Ojk Tidak Ada Bank Buku Sebagai bagian dari pengawasan pasar keuangan, Otoritas Jasa Keuangan (OJK) mengajak berbagai bank di Indonesia untuk melanjutkan perumahan modal inti dalam kelompok bank BUKU II, yang terdiri dari bank dengan modal inti antara Rp1 triliun dan kurang dari Rp5 triliun. Namun, pihak OJK tetap mengarahkan perbankan dalam mempertahankan stabilitas keuangan dan efisiensi dalam pengelolaan risiko. Kepala Departemen Pengawas Perbankan II OJK, Aristiadi menjelaskan bahwa perubahan ini merupakan langkah penting untuk memperkuat posisi bank yang berada dalam posisi terendam kekurangan modal inti, terutama bank BUKU I yang belum mampu memenuhi standar kinerja yang lebih tinggi.

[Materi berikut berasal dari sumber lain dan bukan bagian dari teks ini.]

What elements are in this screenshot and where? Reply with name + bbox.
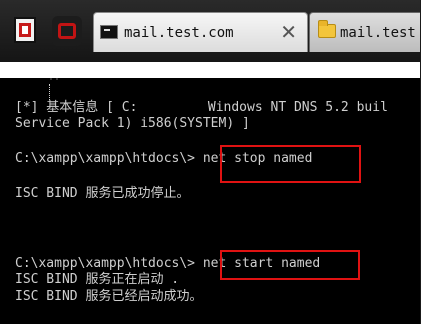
highlight-box-stop (220, 145, 361, 183)
terminal-line: ISC BIND 服务已成功停止。 (15, 186, 190, 201)
cursor-guide (49, 84, 51, 100)
toolbar-strip (0, 62, 421, 79)
terminal-line: ISC BIND 服务正在启动 . (15, 272, 180, 287)
terminal-line: ISC BIND 服务已经启动成功。 (15, 289, 203, 304)
terminal-line: Service Pack 1) i586(SYSTEM) ] (15, 116, 250, 131)
window-button[interactable] (14, 17, 36, 43)
stop-button[interactable] (52, 16, 82, 46)
highlight-box-start (220, 250, 360, 280)
close-icon[interactable]: ✕ (280, 20, 297, 44)
folder-icon (318, 20, 336, 38)
tab-mail-test-com[interactable]: mail.test.com ✕ (93, 12, 308, 52)
tab-mail-test[interactable]: mail.test (309, 12, 421, 52)
tab-bar: mail.test.com ✕ mail.test (0, 0, 421, 62)
browser-window: mail.test.com ✕ mail.test ˙˙ [*] 基本信息 [ … (0, 0, 421, 324)
tab-label: mail.test (340, 25, 416, 41)
tab-label: mail.test.com (124, 25, 234, 41)
square-icon (19, 23, 31, 37)
square-outline-icon (58, 23, 76, 39)
command-prompt-icon (100, 25, 118, 39)
terminal-line: [*] 基本信息 [ C: Windows NT DNS 5.2 buil (15, 100, 388, 115)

Aristiadi mengatakan bahwa keberadaan bank BUKU I yang hanya memiliki modal inti kurang dari Rp1 triliun merupakan masalah utama karena keterbatasan kinerja industri perbankan yang belum menyusutkan pergeseran pangsa pasar yang menguntungkan. Di dalam situasi ini, pihak OJK memperkuat kebijakan dengan mengajak bank BUKU I untuk melakukan penambahan modal melalui proses IPO (Iklan Pembiayaan) atau rights issue di pasar modal, serta mencari mitra strategis. Dengan demikian, bank perbankan dapat berpeluang untuk memperbaiki keunggulan posisi secara berkelanjutan di pasar global atau dalam keterampilan bisnis yang beragam.

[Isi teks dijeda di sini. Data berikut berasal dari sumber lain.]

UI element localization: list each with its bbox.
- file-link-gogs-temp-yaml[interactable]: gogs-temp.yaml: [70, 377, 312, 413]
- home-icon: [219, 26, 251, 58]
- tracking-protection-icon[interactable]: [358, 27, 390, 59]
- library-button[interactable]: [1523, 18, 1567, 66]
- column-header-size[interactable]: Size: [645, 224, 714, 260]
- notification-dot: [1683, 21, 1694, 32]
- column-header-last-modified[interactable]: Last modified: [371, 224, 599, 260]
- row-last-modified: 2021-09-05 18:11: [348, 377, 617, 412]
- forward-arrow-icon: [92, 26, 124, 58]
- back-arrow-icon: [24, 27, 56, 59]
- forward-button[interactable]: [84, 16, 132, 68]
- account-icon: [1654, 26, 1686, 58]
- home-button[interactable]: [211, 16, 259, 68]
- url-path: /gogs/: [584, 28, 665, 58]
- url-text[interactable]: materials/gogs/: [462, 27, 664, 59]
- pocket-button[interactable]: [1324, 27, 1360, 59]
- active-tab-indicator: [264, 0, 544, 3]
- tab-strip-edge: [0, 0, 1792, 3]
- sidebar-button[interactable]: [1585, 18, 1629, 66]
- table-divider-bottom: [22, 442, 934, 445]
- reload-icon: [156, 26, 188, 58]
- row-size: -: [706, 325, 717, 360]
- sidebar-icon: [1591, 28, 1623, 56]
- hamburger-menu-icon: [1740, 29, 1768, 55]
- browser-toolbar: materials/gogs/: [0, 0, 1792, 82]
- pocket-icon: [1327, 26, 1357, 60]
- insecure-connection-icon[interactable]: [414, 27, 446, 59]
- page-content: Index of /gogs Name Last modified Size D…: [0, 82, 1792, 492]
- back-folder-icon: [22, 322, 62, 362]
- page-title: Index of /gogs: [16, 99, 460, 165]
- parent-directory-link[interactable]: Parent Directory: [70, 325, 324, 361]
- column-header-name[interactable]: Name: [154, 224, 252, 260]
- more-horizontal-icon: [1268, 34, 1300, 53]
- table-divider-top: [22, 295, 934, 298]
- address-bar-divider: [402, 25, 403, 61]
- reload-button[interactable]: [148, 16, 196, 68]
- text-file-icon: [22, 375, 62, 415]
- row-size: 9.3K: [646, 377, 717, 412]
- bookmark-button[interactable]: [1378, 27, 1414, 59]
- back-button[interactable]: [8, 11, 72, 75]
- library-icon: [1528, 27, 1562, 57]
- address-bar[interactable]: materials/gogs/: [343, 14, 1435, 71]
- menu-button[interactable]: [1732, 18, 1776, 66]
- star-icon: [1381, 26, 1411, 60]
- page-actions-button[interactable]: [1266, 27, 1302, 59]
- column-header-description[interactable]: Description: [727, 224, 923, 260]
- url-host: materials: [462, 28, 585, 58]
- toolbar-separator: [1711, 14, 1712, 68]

Dalam konteks pertumbuhan industri perbankan, data dari kuartal III-2016 menunjukkan bahwa total aset 118 bank termasuk bank syariah meningkat 5,18%, dengan rata-rata total aset mencapai Rp6.458 triliun. Namun, peningkatan tersebut belum disertai dengan pergeseran pangsa pasar yang signifikan. Dari penelitian pasar, pangsa pasar total aset empat bank BUKU VI mencapai 45 persen, sedangkan 24 bank BUKU III menguasai pangsa pasar sebesar 37 persen, yang menandakan keberagaman dalam distribusi posisi tersebut. Sementara itu, BUKU II mewakili 16 persen, dan BUKU I hanya 2 persen. Hasil ini menggariskan bahwa industri perbankan tidak memenuhi kondisi keseimbangan kompetensi yang seharusnya muncul pada setiap pasar.

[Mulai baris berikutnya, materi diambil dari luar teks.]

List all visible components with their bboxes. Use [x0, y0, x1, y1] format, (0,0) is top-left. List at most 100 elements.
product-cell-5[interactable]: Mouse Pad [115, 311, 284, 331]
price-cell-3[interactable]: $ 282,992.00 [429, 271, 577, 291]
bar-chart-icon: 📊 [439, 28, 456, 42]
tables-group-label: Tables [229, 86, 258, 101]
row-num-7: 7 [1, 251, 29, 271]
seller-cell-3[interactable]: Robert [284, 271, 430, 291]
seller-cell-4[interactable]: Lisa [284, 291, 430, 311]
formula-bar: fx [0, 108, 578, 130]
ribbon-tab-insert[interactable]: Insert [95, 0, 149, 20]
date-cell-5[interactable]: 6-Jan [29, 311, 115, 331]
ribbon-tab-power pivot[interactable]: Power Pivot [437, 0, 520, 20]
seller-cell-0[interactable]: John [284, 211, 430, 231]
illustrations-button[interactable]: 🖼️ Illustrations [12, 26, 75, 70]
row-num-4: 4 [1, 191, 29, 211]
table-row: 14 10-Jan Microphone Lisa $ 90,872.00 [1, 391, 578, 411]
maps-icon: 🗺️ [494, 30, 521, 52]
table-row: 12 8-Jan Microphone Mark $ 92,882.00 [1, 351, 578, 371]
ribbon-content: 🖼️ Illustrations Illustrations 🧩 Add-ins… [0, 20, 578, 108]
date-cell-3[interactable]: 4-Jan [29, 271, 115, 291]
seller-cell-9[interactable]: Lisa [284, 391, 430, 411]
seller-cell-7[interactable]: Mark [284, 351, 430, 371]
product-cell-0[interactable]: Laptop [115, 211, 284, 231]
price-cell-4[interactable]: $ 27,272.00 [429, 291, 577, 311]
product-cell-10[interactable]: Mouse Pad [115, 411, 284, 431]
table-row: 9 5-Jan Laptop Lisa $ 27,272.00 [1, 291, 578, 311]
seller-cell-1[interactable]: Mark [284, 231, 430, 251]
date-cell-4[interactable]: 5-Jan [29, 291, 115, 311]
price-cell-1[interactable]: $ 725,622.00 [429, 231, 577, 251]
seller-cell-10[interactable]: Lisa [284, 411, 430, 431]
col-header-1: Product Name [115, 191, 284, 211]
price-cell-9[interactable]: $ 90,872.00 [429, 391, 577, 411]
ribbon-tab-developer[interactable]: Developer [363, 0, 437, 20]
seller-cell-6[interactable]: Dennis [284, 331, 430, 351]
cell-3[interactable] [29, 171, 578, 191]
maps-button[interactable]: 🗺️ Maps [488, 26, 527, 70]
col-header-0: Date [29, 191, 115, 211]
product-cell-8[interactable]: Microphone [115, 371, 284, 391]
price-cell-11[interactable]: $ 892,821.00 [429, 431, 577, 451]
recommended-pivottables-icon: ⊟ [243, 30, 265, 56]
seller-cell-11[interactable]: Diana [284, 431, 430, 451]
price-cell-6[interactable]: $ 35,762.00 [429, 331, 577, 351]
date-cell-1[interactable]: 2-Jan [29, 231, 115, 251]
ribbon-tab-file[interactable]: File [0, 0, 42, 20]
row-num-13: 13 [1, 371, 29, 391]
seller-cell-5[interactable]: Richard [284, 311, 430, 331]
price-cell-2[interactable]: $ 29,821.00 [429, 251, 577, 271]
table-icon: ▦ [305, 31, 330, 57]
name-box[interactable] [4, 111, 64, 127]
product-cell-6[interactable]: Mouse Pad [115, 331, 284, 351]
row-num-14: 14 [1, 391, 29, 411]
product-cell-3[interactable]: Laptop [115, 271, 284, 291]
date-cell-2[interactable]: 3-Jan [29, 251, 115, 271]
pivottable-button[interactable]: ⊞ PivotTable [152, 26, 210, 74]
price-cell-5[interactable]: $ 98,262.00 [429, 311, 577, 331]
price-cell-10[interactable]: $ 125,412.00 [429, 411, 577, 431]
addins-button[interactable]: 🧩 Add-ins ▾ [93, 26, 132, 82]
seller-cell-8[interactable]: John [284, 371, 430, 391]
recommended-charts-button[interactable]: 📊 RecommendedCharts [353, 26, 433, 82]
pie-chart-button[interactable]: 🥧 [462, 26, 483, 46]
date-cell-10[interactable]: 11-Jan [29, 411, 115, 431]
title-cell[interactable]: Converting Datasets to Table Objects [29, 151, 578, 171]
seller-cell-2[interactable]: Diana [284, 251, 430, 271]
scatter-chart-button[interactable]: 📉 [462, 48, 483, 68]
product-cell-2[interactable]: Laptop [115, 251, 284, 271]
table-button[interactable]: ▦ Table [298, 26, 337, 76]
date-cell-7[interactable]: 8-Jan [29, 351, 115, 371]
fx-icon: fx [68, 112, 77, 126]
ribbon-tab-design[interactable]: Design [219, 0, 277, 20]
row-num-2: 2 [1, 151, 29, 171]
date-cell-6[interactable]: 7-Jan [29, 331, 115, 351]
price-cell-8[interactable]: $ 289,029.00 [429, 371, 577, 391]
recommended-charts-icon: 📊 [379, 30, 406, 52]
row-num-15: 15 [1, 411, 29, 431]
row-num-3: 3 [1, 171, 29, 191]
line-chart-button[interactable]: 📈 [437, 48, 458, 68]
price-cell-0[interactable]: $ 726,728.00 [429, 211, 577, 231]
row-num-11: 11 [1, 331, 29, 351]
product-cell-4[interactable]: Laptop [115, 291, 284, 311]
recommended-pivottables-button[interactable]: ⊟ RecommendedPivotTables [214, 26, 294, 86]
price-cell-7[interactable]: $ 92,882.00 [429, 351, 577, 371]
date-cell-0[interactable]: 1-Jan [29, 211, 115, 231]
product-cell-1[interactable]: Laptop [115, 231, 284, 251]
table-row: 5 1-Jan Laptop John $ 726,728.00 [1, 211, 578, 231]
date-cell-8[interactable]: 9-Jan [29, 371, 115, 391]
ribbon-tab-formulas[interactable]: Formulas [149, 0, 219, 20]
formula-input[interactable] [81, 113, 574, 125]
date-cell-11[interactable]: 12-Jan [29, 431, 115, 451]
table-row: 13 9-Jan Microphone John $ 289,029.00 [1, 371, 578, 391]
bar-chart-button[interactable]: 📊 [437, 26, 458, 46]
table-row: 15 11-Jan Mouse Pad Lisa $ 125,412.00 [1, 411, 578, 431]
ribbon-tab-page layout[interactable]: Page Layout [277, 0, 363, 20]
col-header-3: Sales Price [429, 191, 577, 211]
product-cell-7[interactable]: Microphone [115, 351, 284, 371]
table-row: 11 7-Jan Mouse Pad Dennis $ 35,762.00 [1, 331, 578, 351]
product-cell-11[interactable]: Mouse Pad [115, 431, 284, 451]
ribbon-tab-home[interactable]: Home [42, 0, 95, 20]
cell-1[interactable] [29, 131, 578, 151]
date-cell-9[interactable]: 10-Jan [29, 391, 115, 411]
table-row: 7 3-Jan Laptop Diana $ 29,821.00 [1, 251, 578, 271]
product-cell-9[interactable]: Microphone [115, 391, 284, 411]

Menurut Aristiadi, kondisi pasar saat ini yang tergolong pada asimetric competition, yaitu kondisi persaingan yang tidak adil terhadap bank-bank dengan kapabilitas yang berbeda, merupakan keadaan yang perlu diperbaiki. Artinya, perbedaan dalam kapabilitas yang tidak cukup disesuaikan dengan posisi pasar yang sama memperkuat keadaan ketidakseimbangan kompetensi. OJK mendekatkan perbaikan ini dengan strategi konsolidasi dan penguatan pengelolaan keuangan. Langkah-langkah tersebut termasuk pengembangan bisnis yang lebih strategis, efisiensi operasional, dan peningkatan kapabilitas bisnis secara keseluruhan untuk memperkuat posisi perbankan secara berkelanjutan.
Baca Juga:
Kontrastan kondisi industri perbankan yang terus berkembang namun belum memenuhi perubahan kapabilitas yang dibutuhkan oleh pasar saat ini menuntut perubahan strategis lebih berkesempatan. Langkah paling penting dilakukan adalah pengawasan terhadap kinerja bank dan evaluasi keputusan berbasis data dengan lebih terbuka. Untuk menghadapi tantangan dalam masa depan, pihak OJK menekankan perlu adanya pembiayaan yang lebih luas dari sumber dana, serta pengembangan jangka panjang dalam pengalaman penggunaan sistem pembiayaan. Pembiayaan yang lebih baik secara ekonomi dan keuangan akan membantu mendukung kinerja industri perbankan secara berkelanjutan dan mempertahankan keseimbangan pasar yang lebih adil dalam waktu yang akan datang.